A tecnologia é parte integrante do nosso dia a dia e está presente em praticamente todos os projetos e ações que se relacionam ao monitoramento, detecção, análise e fiscalização das mudanças que ocorrem em uma determinada área, tenham essas impactos positivos, negativos, legais ou ilegais. Os recursos tecnológicos, como os satélites e os drones, relacionados à geração de dados sobre essas mudanças, sem dúvida, proporcionam informações atualizadas que já têm sido utilizadas no combate às atividades ilegais, aumentando a segurança local, regional e nacional e fomentando o desenvolvimento de projetos e ações sociais, econômicas e ambientalmente sustentáveis.
A Polícia Federal, por exemplo, desde 2018, faz uso das imagens de satélites Planet para monitoramento e detecção de ações ilegais, como combate ao crime organizado, identificação de pistas de pouso e estradas clandestinas, monitoramento de embarcações suspeitas e crimes ambientais ainda no início (queimadas e desmatamento, dentre outras atividades ilícitas). A tecnologia faz parte do Programa Brasil M.A.I.S. (Meio Ambiente Integrado e Seguro) como um dos projetos estratégicos do Ministério da Justiça e Segurança Pública e pode ser utilizada pelos órgãos do Sistema de Justiça, Controle e Segurança Pública da União e dos Estados, além de outras instituições da Administração Pública para apoio às ações de combate ao crime organizado.
Apesar de a Amazônia ser um tema que polariza as atenções mundiais sobre Brasil, em termos de segurança temos enormes desafios nos grandes centros urbanos. Esse tipo de ferramenta poderia ser utilizado para ajudar no combate às facções criminosas que agem nas metrópoles?
Sim. O uso dessas tecnologias em áreas urbanas, sobretudo drones, tem sido ampla e globalmente utilizado, juntamente com informações de inteligência relacionadas à segurança pública, defesa civil, corpo de bombeiros e outras. A dinâmica de abertura de novos acessos, escoamento, fluxo de mobilidade, construções dinâmicas, como galpões, são processos analisados e utilizados nesse tipo de aplicação.
A experiência internacional aponta que o setor de dados espaciais cresce exponencialmente e precisa, ao menos, de três instâncias para funcionar: uma legislação atualizada, um conselho interministerial e uma autoridade pública oficialmente responsável pelo setor.
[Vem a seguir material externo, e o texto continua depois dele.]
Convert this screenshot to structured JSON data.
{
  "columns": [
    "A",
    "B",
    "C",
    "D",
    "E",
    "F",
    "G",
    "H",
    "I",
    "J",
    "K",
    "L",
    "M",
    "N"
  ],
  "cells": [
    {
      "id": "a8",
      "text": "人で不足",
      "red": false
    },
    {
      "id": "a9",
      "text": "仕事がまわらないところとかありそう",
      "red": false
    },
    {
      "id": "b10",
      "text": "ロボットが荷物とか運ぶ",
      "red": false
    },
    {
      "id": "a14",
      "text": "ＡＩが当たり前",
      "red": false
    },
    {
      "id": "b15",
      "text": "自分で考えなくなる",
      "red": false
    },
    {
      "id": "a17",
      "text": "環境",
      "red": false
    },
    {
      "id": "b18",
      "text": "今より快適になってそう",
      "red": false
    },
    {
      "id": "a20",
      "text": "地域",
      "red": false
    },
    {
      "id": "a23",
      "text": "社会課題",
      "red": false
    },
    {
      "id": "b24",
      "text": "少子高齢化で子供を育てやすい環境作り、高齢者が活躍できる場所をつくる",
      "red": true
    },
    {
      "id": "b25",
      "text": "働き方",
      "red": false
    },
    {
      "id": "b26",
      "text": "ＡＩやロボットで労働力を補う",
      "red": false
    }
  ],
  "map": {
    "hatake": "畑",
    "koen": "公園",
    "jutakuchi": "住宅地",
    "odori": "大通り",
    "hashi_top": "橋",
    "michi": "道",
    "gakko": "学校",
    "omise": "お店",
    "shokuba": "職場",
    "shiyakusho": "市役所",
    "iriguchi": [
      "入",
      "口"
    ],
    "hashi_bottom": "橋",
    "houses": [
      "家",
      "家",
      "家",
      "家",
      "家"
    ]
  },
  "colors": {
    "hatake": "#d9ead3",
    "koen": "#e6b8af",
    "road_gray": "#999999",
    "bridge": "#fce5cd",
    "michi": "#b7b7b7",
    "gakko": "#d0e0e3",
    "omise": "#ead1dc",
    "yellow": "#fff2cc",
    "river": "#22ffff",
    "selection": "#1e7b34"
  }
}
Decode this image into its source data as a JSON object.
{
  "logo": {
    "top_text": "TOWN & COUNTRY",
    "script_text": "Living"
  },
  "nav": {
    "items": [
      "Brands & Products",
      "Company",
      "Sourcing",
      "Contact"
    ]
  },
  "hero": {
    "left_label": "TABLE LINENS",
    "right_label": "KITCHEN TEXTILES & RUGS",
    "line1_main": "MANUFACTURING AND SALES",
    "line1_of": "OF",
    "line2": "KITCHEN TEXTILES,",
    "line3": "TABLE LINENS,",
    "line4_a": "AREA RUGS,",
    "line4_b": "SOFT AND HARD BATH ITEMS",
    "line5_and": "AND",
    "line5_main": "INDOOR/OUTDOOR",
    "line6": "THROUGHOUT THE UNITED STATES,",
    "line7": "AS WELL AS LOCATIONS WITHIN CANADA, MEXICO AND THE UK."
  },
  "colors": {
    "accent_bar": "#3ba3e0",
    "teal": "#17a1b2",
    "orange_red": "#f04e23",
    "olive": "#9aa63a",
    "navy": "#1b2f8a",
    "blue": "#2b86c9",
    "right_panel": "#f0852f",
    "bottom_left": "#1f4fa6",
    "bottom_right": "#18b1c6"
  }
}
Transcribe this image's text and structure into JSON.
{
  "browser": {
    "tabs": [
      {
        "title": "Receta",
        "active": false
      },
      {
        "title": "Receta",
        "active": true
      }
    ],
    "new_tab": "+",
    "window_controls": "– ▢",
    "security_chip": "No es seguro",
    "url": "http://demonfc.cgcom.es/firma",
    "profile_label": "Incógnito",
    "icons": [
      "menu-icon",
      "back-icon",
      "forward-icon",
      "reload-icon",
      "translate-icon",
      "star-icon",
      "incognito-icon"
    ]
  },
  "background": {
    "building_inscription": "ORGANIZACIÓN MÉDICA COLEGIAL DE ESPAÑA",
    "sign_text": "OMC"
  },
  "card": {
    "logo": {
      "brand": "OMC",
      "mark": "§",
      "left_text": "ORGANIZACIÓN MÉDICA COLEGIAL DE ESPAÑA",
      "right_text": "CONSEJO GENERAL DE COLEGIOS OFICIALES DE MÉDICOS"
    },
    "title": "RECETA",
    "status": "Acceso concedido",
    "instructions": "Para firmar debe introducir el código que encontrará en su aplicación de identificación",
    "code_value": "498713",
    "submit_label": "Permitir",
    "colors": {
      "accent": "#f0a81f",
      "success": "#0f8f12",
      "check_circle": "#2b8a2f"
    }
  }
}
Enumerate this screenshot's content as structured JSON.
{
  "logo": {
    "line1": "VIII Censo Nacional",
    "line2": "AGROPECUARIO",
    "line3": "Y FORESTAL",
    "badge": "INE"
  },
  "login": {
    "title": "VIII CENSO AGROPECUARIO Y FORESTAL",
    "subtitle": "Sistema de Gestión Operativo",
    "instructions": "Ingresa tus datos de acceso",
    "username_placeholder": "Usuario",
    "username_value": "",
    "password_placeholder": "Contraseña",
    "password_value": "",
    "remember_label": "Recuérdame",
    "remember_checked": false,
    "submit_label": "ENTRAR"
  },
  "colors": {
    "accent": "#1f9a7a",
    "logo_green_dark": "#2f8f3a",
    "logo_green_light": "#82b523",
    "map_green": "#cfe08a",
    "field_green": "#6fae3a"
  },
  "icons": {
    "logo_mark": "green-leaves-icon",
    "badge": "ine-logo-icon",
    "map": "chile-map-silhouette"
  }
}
É quase como um condomínio, que precisa de uma ata de criação, da assembleia de condôminos e de um síndico. O Brasil, atualmente, não tem nenhuma destas três figuras constituídas. Como isso interfere no aprimoramento do mercado de dados espaciais no Brasil?
Acredito que políticas e legislações claras e atualizadas referentes à geração, atualização, acessibilidade e ao uso de dados geoespaciais beneficiam o país e a sociedade como um todo.
Não podemos nos esquecer, no entanto, de que as tecnologias geoespaciais têm se incorporado de tal forma no dia a dia da população (aplicativos de delivery, de navegação e até mesmo de encontros fazem uso de dados geoespaciais) e em praticamente todos os grandes segmentos da economia (agricultura, mineração, florestal, meio ambiente, segurança pública ou privada) que sua utilização tem sido muito mais determinada pelos seus benefícios do que qualquer regulamentação governamental. No mundo todo, na maioria das vezes, a tecnologia está à frente de regulamentações.
É oportuno observarmos ainda que, no segmento orbital, há um forte deslocamento dos investimentos do setor público para o privado, quando se analisa os grandes programas geoespaciais, embora os governos sejam ainda um dos maiores usuários.
Em sua opinião, como fica o cidadão em meio a toda essa revolução tecnológica? Ele terá direitos sobre seus dados ou as tecnologias decretaram a morte da privacidade?
A pergunta é muito pertinente, porém não tem uma resposta fácil. A meu ver, esse é um grande dilema que a nossa sociedade enfrenta em termos globais e não está associado à tecnologia geoespacial propriamente dita, mas a todas as soluções tecnológicas que nos conectam quase 24h por dia.
Inúmeras são as ações, projetos, iniciativas, leis que tentam tratar e disciplinar sobre os riscos que envolvem esse novo ambiente tecnológico. Podemos citar, como exemplo recente, a Lei Geral de Proteção de Dados (LGPD).
Essa é uma pergunta que ainda irá nos acompanhar por muito tempo.